The amalgamation of Canadian financial markets is expected to create a leaner entity capable of competing more effectively in the global arena.
Under an agreement-in-principal, stock exchanges in Toronto, Vancouver, Montreal and Alberta will restructure into a single unit with regional offices specializing in a particular aspect of the broader Canadian market.
According to the proposal, Toronto will become the sole senior equities exchange; Montreal will become the centre of options and futures trading; and the Vancouver and Alberta exchanges, as well as the TSE-run Canadian Dealing Network, will combine to serve the junior equities market.
The proposal has yet to be approved by the respective exchange commissions and the Quebec government, and is not expected to be implemented for about a year.
At present, it is unclear how the Vancouver and Alberta exchanges are to be merged.
Companies that qualify as juniors on the Vancouver, Alberta and Montreal boards will be listed on the new junior exchange, the proposed centre for Canadian venture capital equities. As yet, the new exchange is unnamed, and neither the VSE nor the ASE has said where the head offices will be situated or how much each exchange would save as a result of the merger. The Winnipeg Stock Exchange, which hosts 90 public firms, was invited to join the VSE-ASE merger. Regardless of where that exchange is based, it will maintain offices in Toronto and Montreal.
The changes are aimed at creating a leaner Canadian capital market with a greater presence on the world stage. In its current state, Canadian markets account for just 2% of international trading.
Last year, the TSE, which lists 1,430 companies, accounted for 90% of all trading in Canada, with more than 26 billion shares worth $490 billion changing hands.
At the Montreal Exchange, trading in 570 companies reached a volume of 3.5 billion valued at $55.7 billion, while on the west coast, trading in 1,373 VSE-listed companies hit 2.1 million shares valued at $8.9 billion. Three billion shares of 1,030 companies listed on the ASE were worth $1.8 billion.
In addition, the merger will allow exchanges to trim operating costs by pooling resources and technology. For example, the TSE’s new electronic derivatives trading system will be transferred to Montreal.

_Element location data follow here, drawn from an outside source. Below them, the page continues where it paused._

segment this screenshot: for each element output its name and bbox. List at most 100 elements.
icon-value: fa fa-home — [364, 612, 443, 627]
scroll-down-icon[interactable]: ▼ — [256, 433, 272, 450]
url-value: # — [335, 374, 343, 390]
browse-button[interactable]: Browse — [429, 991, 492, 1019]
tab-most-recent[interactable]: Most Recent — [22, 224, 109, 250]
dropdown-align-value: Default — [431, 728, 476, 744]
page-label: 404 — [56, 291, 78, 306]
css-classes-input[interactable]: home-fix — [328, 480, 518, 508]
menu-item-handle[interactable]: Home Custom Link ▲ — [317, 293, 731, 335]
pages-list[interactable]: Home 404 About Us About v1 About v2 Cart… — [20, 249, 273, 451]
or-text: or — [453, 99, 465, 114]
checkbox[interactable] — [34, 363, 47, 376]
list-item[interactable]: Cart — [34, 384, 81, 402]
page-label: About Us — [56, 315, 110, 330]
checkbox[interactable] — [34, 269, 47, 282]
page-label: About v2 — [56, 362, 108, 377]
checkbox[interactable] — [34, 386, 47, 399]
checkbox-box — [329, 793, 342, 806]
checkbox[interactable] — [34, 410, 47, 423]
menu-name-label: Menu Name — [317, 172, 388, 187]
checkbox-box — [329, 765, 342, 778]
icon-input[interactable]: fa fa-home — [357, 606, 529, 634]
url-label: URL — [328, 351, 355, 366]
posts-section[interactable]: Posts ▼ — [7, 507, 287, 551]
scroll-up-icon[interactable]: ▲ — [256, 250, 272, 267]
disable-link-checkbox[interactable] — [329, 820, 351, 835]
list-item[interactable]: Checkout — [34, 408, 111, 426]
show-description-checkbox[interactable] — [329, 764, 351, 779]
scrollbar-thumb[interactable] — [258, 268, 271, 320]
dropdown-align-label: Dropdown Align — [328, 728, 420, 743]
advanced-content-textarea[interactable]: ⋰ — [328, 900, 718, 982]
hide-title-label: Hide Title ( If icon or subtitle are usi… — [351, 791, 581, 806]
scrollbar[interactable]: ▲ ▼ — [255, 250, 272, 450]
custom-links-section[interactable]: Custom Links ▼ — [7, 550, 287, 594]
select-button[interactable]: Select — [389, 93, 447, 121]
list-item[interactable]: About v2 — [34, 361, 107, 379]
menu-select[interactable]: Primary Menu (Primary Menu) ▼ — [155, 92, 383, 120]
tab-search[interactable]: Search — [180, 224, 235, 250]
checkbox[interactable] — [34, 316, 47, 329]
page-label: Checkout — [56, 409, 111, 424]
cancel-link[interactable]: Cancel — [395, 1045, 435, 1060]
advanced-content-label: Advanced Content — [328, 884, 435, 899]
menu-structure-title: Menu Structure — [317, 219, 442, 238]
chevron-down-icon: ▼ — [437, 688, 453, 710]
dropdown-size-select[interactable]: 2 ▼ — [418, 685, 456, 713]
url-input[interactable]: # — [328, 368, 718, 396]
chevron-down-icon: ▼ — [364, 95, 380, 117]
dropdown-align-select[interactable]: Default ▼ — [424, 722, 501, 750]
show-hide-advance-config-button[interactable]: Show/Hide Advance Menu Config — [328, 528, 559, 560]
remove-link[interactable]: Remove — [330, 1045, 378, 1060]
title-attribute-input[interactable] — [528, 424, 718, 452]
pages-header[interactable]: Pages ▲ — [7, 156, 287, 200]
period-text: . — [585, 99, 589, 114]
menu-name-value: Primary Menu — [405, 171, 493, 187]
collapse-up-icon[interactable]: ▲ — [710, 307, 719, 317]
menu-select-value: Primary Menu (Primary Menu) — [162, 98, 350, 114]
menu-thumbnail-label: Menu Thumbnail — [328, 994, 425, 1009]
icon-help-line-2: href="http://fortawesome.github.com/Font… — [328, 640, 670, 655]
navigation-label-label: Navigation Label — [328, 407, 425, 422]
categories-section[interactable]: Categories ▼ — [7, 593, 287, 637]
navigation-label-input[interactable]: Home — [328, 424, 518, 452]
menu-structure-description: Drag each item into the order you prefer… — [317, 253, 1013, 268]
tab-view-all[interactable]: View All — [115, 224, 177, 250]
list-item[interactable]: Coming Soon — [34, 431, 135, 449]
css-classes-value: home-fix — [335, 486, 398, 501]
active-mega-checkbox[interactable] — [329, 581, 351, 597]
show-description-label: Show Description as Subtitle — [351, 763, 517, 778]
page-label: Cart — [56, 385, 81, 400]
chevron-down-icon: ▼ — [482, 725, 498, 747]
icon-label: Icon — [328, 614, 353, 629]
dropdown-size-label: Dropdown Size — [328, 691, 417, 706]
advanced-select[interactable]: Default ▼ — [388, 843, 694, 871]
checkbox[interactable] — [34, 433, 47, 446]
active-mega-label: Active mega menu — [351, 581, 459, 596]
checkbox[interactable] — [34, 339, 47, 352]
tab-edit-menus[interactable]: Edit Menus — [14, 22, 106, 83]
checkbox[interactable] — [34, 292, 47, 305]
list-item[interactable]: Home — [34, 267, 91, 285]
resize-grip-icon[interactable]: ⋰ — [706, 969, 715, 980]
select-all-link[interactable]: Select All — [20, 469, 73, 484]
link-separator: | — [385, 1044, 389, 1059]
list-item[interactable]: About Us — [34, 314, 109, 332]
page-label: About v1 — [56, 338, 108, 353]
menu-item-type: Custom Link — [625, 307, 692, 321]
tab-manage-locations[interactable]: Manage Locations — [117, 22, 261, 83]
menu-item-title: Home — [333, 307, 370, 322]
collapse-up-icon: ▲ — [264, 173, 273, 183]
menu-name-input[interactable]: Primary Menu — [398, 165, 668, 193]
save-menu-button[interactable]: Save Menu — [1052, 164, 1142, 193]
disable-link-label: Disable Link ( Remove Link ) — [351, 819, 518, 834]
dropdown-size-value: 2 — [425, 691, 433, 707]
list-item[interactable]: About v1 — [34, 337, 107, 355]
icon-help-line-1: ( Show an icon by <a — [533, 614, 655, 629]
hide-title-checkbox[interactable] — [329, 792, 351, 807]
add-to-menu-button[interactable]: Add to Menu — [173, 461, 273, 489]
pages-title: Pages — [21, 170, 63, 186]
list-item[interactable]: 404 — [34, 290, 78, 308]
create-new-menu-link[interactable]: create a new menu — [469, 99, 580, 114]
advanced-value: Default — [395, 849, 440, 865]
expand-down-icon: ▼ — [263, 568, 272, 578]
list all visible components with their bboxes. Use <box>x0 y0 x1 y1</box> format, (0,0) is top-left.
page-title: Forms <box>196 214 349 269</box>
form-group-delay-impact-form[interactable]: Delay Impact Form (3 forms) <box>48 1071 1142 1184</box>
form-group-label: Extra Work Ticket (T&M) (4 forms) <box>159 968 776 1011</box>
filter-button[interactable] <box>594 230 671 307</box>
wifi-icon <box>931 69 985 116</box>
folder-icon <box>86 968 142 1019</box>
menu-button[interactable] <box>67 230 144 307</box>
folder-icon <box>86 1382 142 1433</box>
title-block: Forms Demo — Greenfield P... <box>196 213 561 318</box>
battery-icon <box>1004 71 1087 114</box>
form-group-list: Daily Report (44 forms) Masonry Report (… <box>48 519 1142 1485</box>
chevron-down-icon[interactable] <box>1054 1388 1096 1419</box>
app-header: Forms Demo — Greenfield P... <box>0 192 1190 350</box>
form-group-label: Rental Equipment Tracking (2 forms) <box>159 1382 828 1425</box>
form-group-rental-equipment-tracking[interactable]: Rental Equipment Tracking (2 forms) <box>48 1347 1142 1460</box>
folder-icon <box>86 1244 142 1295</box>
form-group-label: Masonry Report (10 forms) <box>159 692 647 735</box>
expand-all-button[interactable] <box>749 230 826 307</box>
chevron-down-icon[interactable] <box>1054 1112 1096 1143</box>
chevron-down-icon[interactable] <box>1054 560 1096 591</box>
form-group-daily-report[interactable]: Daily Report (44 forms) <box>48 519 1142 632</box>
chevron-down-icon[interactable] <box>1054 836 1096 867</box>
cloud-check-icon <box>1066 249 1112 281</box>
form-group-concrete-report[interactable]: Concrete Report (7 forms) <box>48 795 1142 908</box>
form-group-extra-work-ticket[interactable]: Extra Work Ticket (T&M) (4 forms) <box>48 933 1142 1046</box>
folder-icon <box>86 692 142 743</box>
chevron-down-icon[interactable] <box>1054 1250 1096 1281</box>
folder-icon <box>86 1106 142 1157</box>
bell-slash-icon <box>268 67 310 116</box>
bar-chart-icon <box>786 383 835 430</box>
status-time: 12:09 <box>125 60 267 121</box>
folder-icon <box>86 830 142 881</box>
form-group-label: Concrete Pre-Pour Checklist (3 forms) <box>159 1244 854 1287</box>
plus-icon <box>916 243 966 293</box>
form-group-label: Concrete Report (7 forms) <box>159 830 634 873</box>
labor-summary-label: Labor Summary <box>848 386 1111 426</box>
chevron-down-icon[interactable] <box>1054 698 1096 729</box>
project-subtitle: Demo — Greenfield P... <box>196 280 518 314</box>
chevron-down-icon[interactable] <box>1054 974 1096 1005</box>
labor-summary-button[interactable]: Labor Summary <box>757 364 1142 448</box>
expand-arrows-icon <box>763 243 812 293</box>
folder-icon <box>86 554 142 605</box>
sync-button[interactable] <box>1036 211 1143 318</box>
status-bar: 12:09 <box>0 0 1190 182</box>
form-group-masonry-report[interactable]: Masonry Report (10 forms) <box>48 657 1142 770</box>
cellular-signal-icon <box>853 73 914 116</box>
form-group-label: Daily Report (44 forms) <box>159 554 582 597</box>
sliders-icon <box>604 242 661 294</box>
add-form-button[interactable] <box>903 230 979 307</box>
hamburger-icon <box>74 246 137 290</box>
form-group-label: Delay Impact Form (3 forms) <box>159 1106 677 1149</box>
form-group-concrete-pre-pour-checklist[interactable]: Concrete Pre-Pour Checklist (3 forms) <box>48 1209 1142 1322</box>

Public companies are expected to benefit from the elimination of overlapping fees and uniform regulatory requirements, whereas member firms will be able to cut operating costs.
Initial reaction from the financial sector was positive. A west coast mining analyst, who asked not to be named, said the location of exchanges is irrelevant in the age of electronic trading. “[Traders] need a computer screen and a telephone, that’s it,” he said, adding that the merger would make the Canadian financial sector more efficient and focused. “It will create a more stable market, with listed companies under one dome.” Regulators seem supportive as well. “In light of the changing global market environment, we support steps by the Canadian exchanges to improve their competitiveness,” states the British Columbia Securities Commission in a release. “Of course we will examine the specific proposal . . . to ensure that the interests of the public and investors are safeguarded.” The Quebec provincial government has formed an advisory group to study the proposal and will submit a report by April 30.
The next step is for the exchanges to form “transition teams” to evaluate all aspects of the merger and create a schedule for implementation.